Et cette mort, je l’attends avec espoir. Elle marquera la délivrance du Ricain et peut-être la mienne.

J’ai confiance. Je réussis si parfaitement ce que j’ai décidé de réussir !

Pour l’instant, il semble reposer, affalé sur le sol, la nuque contre une pierre plate. Dénuement extrême. Fin de vie, fin de tout. Animal homme en extrême abandon. Parvenu au bout de sa course, et retombant, faute de la pulsion géniale qui nous maintient à la verticale et en mouvement. Des gargouillis s’échappent de ses entrailles dévastées.

Les autres pioncent dans la galerie, poussant parfois des cris déchirants, des cris de fous endormis. A l’exception de Yang qui, comme moi, préfère roupiller à la vilaine étoile.

Tout là-haut, la nuit est une espèce de pâleur bleuâtre dans laquelle on croit discerner de vagues scintillements. Ce disque d’infini, si éloigné de nous, est l’ultime rappel de cet autre monde qui fut le monde pour les gens d’en bas.

La notion de temps bascule.

On m’a enlevé ma montre. Quelle heure peut-il être ? Je somnole parfois, mais en pointillé, terrassé par la fatigue. La faim et l’angoisse me réveillent. Quelques secondes d’incertitude comateuse et la réalité me bondit dessus, si monstrueuse, si désespérante que j’en suis chaque fois étourdi.

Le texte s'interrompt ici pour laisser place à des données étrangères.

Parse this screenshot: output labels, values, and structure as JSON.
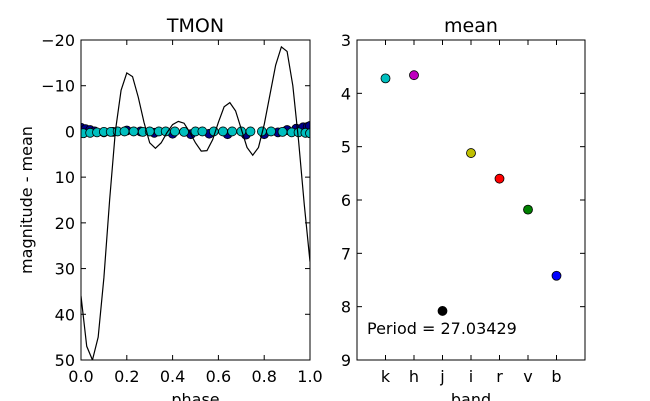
{
  "chart_data": [
    {
      "type": "line",
      "title": "TMON",
      "xlabel": "phase",
      "ylabel": "magnitude - mean",
      "xlim": [
        0,
        1
      ],
      "ylim": [
        50,
        -20
      ],
      "xticks": [
        {
          "value": 0,
          "label": "0.0"
        },
        {
          "value": 0.2,
          "label": "0.2"
        },
        {
          "value": 0.4,
          "label": "0.4"
        },
        {
          "value": 0.6,
          "label": "0.6"
        },
        {
          "value": 0.8,
          "label": "0.8"
        },
        {
          "value": 1,
          "label": "1.0"
        }
      ],
      "yticks": [
        {
          "value": -20,
          "label": "−20"
        },
        {
          "value": -10,
          "label": "−10"
        },
        0,
        10,
        20,
        30,
        40,
        50
      ],
      "series": [
        {
          "style": "markers",
          "color": "#00008b",
          "x": [
            0,
            0.02,
            0.04,
            0.06,
            0.1,
            0.14,
            0.2,
            0.26,
            0.32,
            0.4,
            0.48,
            0.56,
            0.64,
            0.72,
            0.8,
            0.86,
            0.9,
            0.94,
            0.97,
            0.99,
            1
          ],
          "values": [
            -0.8,
            -0.5,
            -0.3,
            0,
            0.2,
            0.1,
            -0.2,
            0,
            0.3,
            0.5,
            0.6,
            0.5,
            0.6,
            0.7,
            0.6,
            0.2,
            -0.3,
            -0.6,
            -0.9,
            -1,
            -1.2
          ]
        },
        {
          "style": "markers",
          "color": "#00bfbf",
          "x": [
            0.01,
            0.04,
            0.07,
            0.1,
            0.13,
            0.16,
            0.19,
            0.23,
            0.27,
            0.3,
            0.34,
            0.37,
            0.41,
            0.45,
            0.5,
            0.53,
            0.58,
            0.62,
            0.66,
            0.7,
            0.74,
            0.79,
            0.83,
            0.88,
            0.92,
            0.95,
            0.98,
            1
          ],
          "values": [
            0.4,
            0.3,
            0.2,
            0.1,
            0.1,
            0,
            0,
            0,
            0.1,
            0,
            0,
            0,
            0,
            0.1,
            0,
            0,
            0,
            0,
            0,
            0,
            0,
            0,
            0,
            0.1,
            0.2,
            0.2,
            0.3,
            0.4
          ]
        },
        {
          "style": "line",
          "color": "#000000",
          "x": [
            0,
            0.025,
            0.05,
            0.075,
            0.1,
            0.125,
            0.15,
            0.175,
            0.2,
            0.225,
            0.25,
            0.275,
            0.3,
            0.325,
            0.35,
            0.375,
            0.4,
            0.425,
            0.45,
            0.475,
            0.5,
            0.525,
            0.55,
            0.575,
            0.6,
            0.625,
            0.65,
            0.675,
            0.7,
            0.725,
            0.75,
            0.775,
            0.8,
            0.825,
            0.85,
            0.875,
            0.9,
            0.925,
            0.95,
            0.975,
            1
          ],
          "values": [
            36,
            47,
            50,
            45,
            32,
            15,
            0,
            -9,
            -12.8,
            -12,
            -7.5,
            -2,
            2.5,
            3.7,
            2.5,
            0.3,
            -1.5,
            -2.2,
            -1.8,
            0.2,
            2.5,
            4.3,
            4.2,
            1.8,
            -2,
            -5.4,
            -6.3,
            -4.5,
            -0.5,
            3.5,
            5.2,
            3.5,
            -1.5,
            -8,
            -14.5,
            -18.5,
            -17.5,
            -10,
            2,
            16,
            28.5
          ]
        }
      ]
    },
    {
      "type": "scatter",
      "title": "mean",
      "xlabel": "band",
      "annotation": "Period = 27.03429",
      "categories": [
        "k",
        "h",
        "j",
        "i",
        "r",
        "v",
        "b"
      ],
      "values": [
        3.72,
        3.66,
        8.08,
        5.12,
        5.6,
        6.18,
        7.42
      ],
      "colors": [
        "#00bfbf",
        "#bf00bf",
        "#000000",
        "#bfbf00",
        "#ff0000",
        "#008000",
        "#0000ff"
      ],
      "ylim": [
        9,
        3
      ],
      "yticks": [
        3,
        4,
        5,
        6,
        7,
        8,
        9
      ]
    }
  ]
}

Yang, qui s’est forgé une discipline de survie, pionce calmement comme s’il se trouvait dans une suite du Plaza Athénée. Il a su se reconvertir à une philosophie qui me paraît inadmissible, mais dont je crois comprendre les grandes options. Il vit pour lui, pour l’unique bonheur d’être, de fonctionner, de penser. Il a, pour but, puisqu’il en faut un, la lointaine perspective d’atteindre l’extrémité de ce foutu tunnel.

Nouvelle zone de dorme pour moi.

Nouveau réveil combien amer.

Je me penche sur le Ricain. Il respire encore, mais je sens bien que c’est la fin. L’estimation de Fou était juste : il va bel et bien clamser aujourd’hui. Et cette fin guettée ne m’émeut pas. Elle me fait honte parce que je l’espère. J’attends. J’attends. Quel abominable espoir ! Quelle louche surveillance. Quel vénéneux désir…

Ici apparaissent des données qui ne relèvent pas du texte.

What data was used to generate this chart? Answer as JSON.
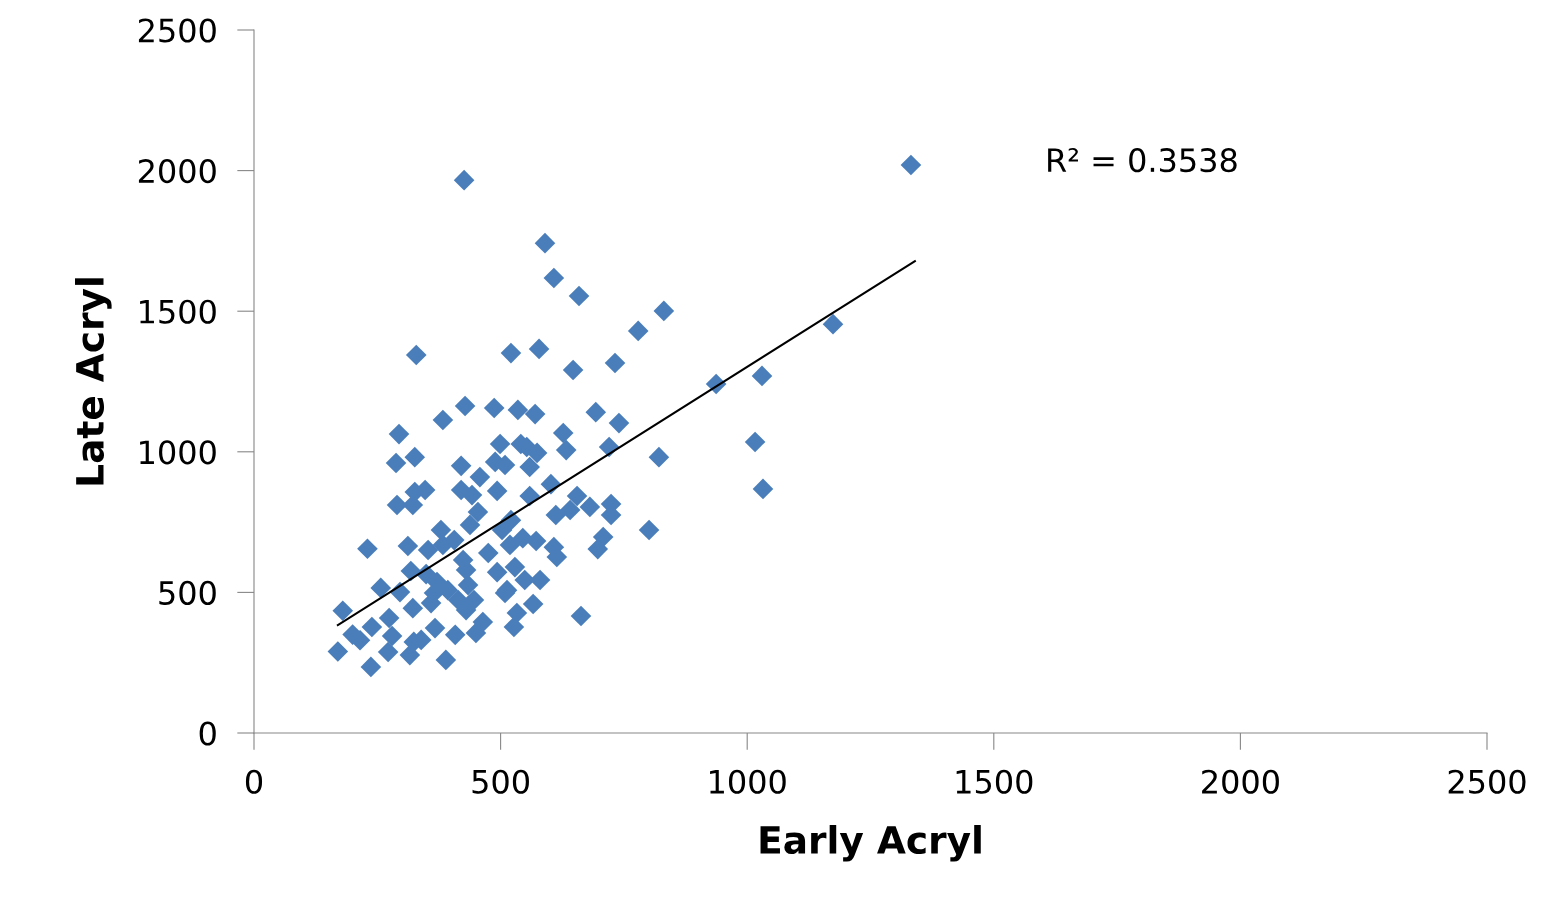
{
  "chart_data": {
    "type": "scatter",
    "xlabel": "Early Acryl",
    "ylabel": "Late Acryl",
    "xlim": [
      0,
      2500
    ],
    "ylim": [
      0,
      2500
    ],
    "xticks": [
      0,
      500,
      1000,
      1500,
      2000,
      2500
    ],
    "yticks": [
      0,
      500,
      1000,
      1500,
      2000,
      2500
    ],
    "grid": false,
    "annotations": [
      "R² = 0.3538"
    ],
    "series": [
      {
        "color": "#4a7ebb",
        "marker": "diamond",
        "x": [
          170,
          180,
          200,
          215,
          230,
          237,
          239,
          257,
          274,
          272,
          280,
          288,
          294,
          290,
          296,
          312,
          316,
          318,
          322,
          326,
          329,
          326,
          322,
          324,
          339,
          347,
          349,
          353,
          359,
          365,
          367,
          371,
          379,
          383,
          383,
          389,
          393,
          406,
          408,
          414,
          420,
          420,
          424,
          428,
          426,
          430,
          434,
          438,
          442,
          430,
          446,
          450,
          454,
          458,
          464,
          475,
          487,
          489,
          493,
          493,
          499,
          503,
          509,
          509,
          513,
          519,
          521,
          521,
          527,
          529,
          535,
          533,
          541,
          545,
          549,
          553,
          559,
          559,
          566,
          570,
          572,
          574,
          578,
          580,
          590,
          602,
          608,
          608,
          612,
          614,
          627,
          633,
          641,
          647,
          655,
          659,
          663,
          681,
          697,
          693,
          708,
          720,
          724,
          724,
          732,
          740,
          779,
          801,
          821,
          831,
          937,
          1016,
          1030,
          1032,
          1174,
          1332
        ],
        "values": [
          290,
          435,
          350,
          330,
          655,
          235,
          377,
          516,
          409,
          288,
          345,
          960,
          1063,
          811,
          501,
          665,
          277,
          576,
          811,
          981,
          1344,
          857,
          444,
          324,
          331,
          864,
          565,
          651,
          462,
          498,
          373,
          537,
          722,
          1113,
          669,
          260,
          508,
          686,
          349,
          473,
          950,
          864,
          615,
          1163,
          1966,
          437,
          526,
          740,
          846,
          580,
          473,
          356,
          786,
          910,
          395,
          640,
          1156,
          964,
          861,
          572,
          1028,
          722,
          953,
          498,
          508,
          669,
          1351,
          757,
          377,
          590,
          1149,
          427,
          1028,
          693,
          544,
          1017,
          946,
          843,
          459,
          1134,
          683,
          996,
          1366,
          544,
          1742,
          885,
          661,
          1618,
          775,
          626,
          1067,
          1006,
          793,
          1291,
          843,
          1554,
          416,
          804,
          654,
          1141,
          697,
          1017,
          814,
          775,
          1316,
          1102,
          1430,
          722,
          981,
          1501,
          1241,
          1035,
          1270,
          868,
          1454,
          2020
        ]
      },
      {
        "type": "line",
        "color": "#000000",
        "marker": "none",
        "line_style": "solid",
        "x": [
          170,
          1340
        ],
        "values": [
          384,
          1678
        ]
      }
    ]
  }
}
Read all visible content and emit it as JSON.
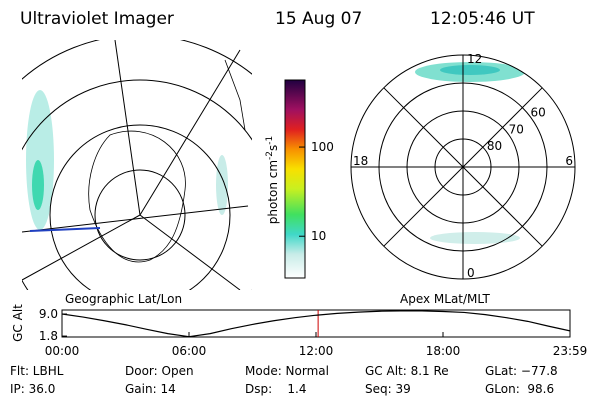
{
  "header": {
    "title": "Ultraviolet Imager",
    "date": "15 Aug 07",
    "time": "12:05:46 UT"
  },
  "colorbar": {
    "label_parts": [
      "photon cm",
      "-2",
      "s",
      "-1"
    ],
    "lim": [
      3.4,
      565
    ],
    "ticks": [
      10,
      100
    ],
    "log": true
  },
  "geo_panel": {
    "label": "Geographic Lat/Lon"
  },
  "polar_panel": {
    "label": "Apex MLat/MLT",
    "mlt_labels": [
      "12",
      "18",
      "6",
      "0"
    ],
    "lat_labels": [
      80,
      70,
      60
    ],
    "rlim": [
      90,
      50
    ]
  },
  "chart_data": {
    "type": "line",
    "ylabel": "GC Alt",
    "x": [
      0,
      1,
      2,
      3,
      4,
      5,
      6,
      7,
      8,
      9,
      10,
      11,
      12,
      13,
      14,
      15,
      16,
      17,
      18,
      19,
      20,
      21,
      22,
      23,
      24
    ],
    "series": [
      {
        "name": "GC Alt",
        "color": "#000000",
        "values": [
          9.0,
          8.0,
          6.8,
          5.5,
          4.0,
          2.6,
          1.6,
          2.6,
          4.2,
          5.6,
          6.8,
          7.8,
          8.6,
          9.2,
          9.6,
          9.9,
          10.0,
          10.0,
          9.8,
          9.5,
          8.8,
          7.8,
          6.6,
          5.0,
          3.5
        ]
      }
    ],
    "xlim": [
      0,
      24
    ],
    "ylim": [
      1.5,
      10.3
    ],
    "xticks": [
      {
        "value": 0,
        "label": "00:00"
      },
      {
        "value": 6,
        "label": "06:00"
      },
      {
        "value": 12,
        "label": "12:00"
      },
      {
        "value": 18,
        "label": "18:00"
      },
      {
        "value": 24,
        "label": "23:59"
      }
    ],
    "yticks": [
      1.8,
      {
        "value": 9.0,
        "label": "9.0"
      }
    ],
    "time_marker": 12.1,
    "marker_color": "#cc0000"
  },
  "info": {
    "rows": [
      [
        "Flt: LBHL",
        "Door: Open",
        "Mode: Normal",
        "GC Alt: 8.1 Re",
        "GLat: −77.8"
      ],
      [
        "IP: 36.0",
        "Gain: 14",
        "Dsp:    1.4",
        "Seq: 39",
        "GLon:  98.6"
      ]
    ]
  }
}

Cette fois, je ne redors plus. Une touffeur de serre m’empêche de respirer normalement. Je ne suis pas encore habitué à l’odeur des lieux. Le bide pourri du mourant produit encore des bruits odieux. Je pose ma main sur son front. Il est emperlé d’une sueur glacée. Je tâte son pouls. Il n’y a plus d’abonné au numéro que je demande. Mort ! Ultime résonance de ce qui fut sa vie : les gargouillements du mal qui l’a tué. Rumeur organique…

J’appelle le Chinois :

— Eh, Yang !

Te dire qu’il ouvre les châsses, j’en suis incapable. Ces mecs, avec leurs lampions en code, on ne sait jamais quand ils te regardent, ou alors faut se mettre à genoux devant leurs yeux pour les mater en contre-plongée.

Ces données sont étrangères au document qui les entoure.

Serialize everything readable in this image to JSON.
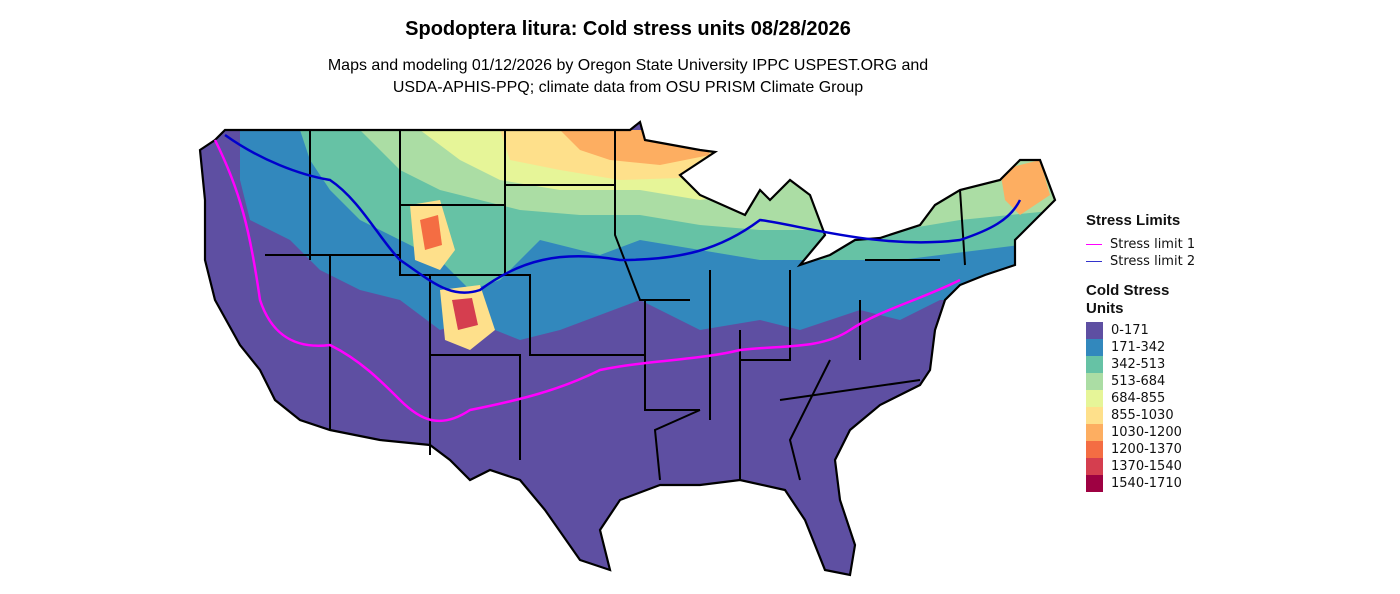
{
  "title": "Spodoptera litura: Cold stress units 08/28/2026",
  "subtitle_line1": "Maps and modeling 01/12/2026 by Oregon State University IPPC USPEST.ORG and",
  "subtitle_line2": "USDA-APHIS-PPQ; climate data from OSU PRISM Climate Group",
  "legend": {
    "stress_title": "Stress Limits",
    "stress_items": [
      {
        "label": "Stress limit 1",
        "color": "#FF00FF"
      },
      {
        "label": "Stress limit 2",
        "color": "#0000CD"
      }
    ],
    "units_title_1": "Cold Stress",
    "units_title_2": "Units",
    "units_items": [
      {
        "label": "0-171",
        "color": "#5E4FA2"
      },
      {
        "label": "171-342",
        "color": "#3288BD"
      },
      {
        "label": "342-513",
        "color": "#66C2A5"
      },
      {
        "label": "513-684",
        "color": "#ABDDA4"
      },
      {
        "label": "684-855",
        "color": "#E6F598"
      },
      {
        "label": "855-1030",
        "color": "#FEE08B"
      },
      {
        "label": "1030-1200",
        "color": "#FDAE61"
      },
      {
        "label": "1200-1370",
        "color": "#F46D43"
      },
      {
        "label": "1370-1540",
        "color": "#D53E4F"
      },
      {
        "label": "1540-1710",
        "color": "#9E0142"
      }
    ]
  }
}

— Hé ! Yang, notre copain est mort !

— Oui, depuis un bon moment déjà, confirme le Chinois. Je vais pouvoir tenter la belle.

— A vous la chance !

— Le moment est venu de vous expliquer mon plan.

— Je crois l’avoir compris.

— Sans blague ?

— Vous allez prendre place au fond d’une benne. Je vous recouvrirai de terre et, par-dessus, je placerai le cadavre de l’Américain, O.K. ?

— Bravo !

— Quand ils verront le cadavre, ils feront comme d’habitude : ils le rejetteront dans la fosse. Grâce à cet incident, vous espérez qu’ils ne prendront pas garde au restant du contenu et qu’ils le videront dans le camion sans autre vérification ?

— Exact. Avant qu’on ne me descende, j’ai vu qu’ils se servaient d’un engin pour soulever la benne et la décharger sur le plateau des camions. Si le type qui manœuvre l’appareil est quelque peu distrait par le gag du cadavre, il ne me verra peut-être pas basculer.

— Peut-être, admet laconiquement Yang Fou. Seulement, il faut vous débarrasser de vos vêtements. Quand vous serez nu, je vous enduirai complètement de boue que vous laisserez sécher. On mettra de la terre au fond de la benne, de manière à ce qu’elle vous recouvre quand elle sera renversée. Il existe un autre danger aussi ; c’est que vous soyez écrasé dans le camion par les déchargements suivants dans le cas où l’on ne vous aurait pas remarqué. Rendez-vous compte que chaque benne doit contenir plus d’une tonne de terre ! D’autre part, il faudra opérer au bout d’une dizaine de charrois car si on tentait le coup au début, vous seriez enseveli par les suivantes. Je pense qu’un camion doit en contenir de douze à quinze. Il ne faut pas non plus risquer d’arriver en final au sommet d’une pyramide.